The military's refusal to pick sides in the dispute recalled its hands-off position during the uprising that toppled president Hosni Mubarak early last year.
The statement was issued after an ominous report in state newspaper Al-Ahram on Saturday which said Morsi's cabinet had approved giving soldiers police powers to maintain public order, but that Morsi had not yet signed it into a decree.
The president has struck a defiant public tone against the protests, defending both his decree and the referendum.
But in the past couple of days his camp has also made some conciliatory gestures to the opposition.
Morsi himself offered late on Thursday to hold talks with the opposition, but that was rebuffed the next day by the National Salvation Front coalition ranged against him.
One of the Front's leaders, Mohamed ElBaradei, a former UN atomic agency chief and Nobel Peace laureate, stressed on Friday that dialogue could only happen if Morsi first postponed the referendum and repealed the decree placing his decisions beyond judicial review.

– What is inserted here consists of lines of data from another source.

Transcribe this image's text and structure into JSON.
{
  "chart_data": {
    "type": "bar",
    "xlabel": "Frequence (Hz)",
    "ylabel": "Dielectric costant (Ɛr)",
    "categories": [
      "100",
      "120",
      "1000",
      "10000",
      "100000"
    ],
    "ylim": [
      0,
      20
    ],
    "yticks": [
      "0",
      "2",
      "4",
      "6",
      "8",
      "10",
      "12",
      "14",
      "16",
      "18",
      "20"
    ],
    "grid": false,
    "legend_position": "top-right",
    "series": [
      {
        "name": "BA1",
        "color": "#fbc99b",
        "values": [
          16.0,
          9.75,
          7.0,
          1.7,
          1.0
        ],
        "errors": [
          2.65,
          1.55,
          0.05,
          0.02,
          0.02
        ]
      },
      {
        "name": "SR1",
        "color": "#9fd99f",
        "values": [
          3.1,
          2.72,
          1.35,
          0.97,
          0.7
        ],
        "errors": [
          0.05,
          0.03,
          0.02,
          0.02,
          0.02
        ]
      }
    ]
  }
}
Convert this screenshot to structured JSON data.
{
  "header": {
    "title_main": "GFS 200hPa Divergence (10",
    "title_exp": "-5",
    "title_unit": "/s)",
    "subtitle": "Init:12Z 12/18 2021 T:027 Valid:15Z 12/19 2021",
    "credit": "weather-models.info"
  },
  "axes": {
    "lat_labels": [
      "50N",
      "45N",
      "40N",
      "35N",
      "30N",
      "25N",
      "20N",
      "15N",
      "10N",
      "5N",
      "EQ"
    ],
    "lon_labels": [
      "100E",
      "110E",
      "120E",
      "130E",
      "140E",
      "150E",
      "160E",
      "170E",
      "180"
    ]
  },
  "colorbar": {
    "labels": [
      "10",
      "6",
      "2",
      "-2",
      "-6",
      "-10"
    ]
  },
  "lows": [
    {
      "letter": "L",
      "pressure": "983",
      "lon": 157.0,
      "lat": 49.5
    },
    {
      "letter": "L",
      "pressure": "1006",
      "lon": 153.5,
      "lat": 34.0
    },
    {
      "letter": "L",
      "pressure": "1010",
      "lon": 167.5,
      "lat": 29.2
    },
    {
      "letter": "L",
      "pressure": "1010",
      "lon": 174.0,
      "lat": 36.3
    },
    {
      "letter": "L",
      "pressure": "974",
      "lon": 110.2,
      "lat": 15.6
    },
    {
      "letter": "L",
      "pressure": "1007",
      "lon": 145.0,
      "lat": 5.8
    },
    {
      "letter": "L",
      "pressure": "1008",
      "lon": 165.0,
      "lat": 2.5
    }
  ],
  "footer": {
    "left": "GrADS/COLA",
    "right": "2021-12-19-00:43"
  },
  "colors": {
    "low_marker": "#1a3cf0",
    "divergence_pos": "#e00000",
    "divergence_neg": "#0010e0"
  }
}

Vice President Mahmud Mekki said Morsi "could accept to delay the referendum," but only if the opposition guaranteed it would not exploit the legal breach inherent in pushing it back.
Early voting in the referendum for Egyptians abroad has already been pushed back four days to Wednesday.
Additionally, the Cairo prosecutors' office told AFP on Saturday that all 133 people arrested during Wednesday's clashes had been released.
And Mohammed Badie, leader of the Muslim Brotherhood, which backed Morsi in the June presidential election, gave a news conference renewing the call for dialogue but insisting that the "legitimacy" of the president's decisions be respected.
The opposition fears Morsi's "power grab" and referendum aim to push the country towards a more Islamic state on the basis of a slender mandate he won in June, when he took over from the country's interim military rulers.
Morsi's backers in the Muslim Brotherhood, in turn, fear that the judiciary, with its many Mubarak-era appointees, is plotting to block their post-Mubarak reforms.
The African Union, of which Egypt is a member, also issued an appeal on Saturday for talks on the constitutional referendum to arrive at a consensus.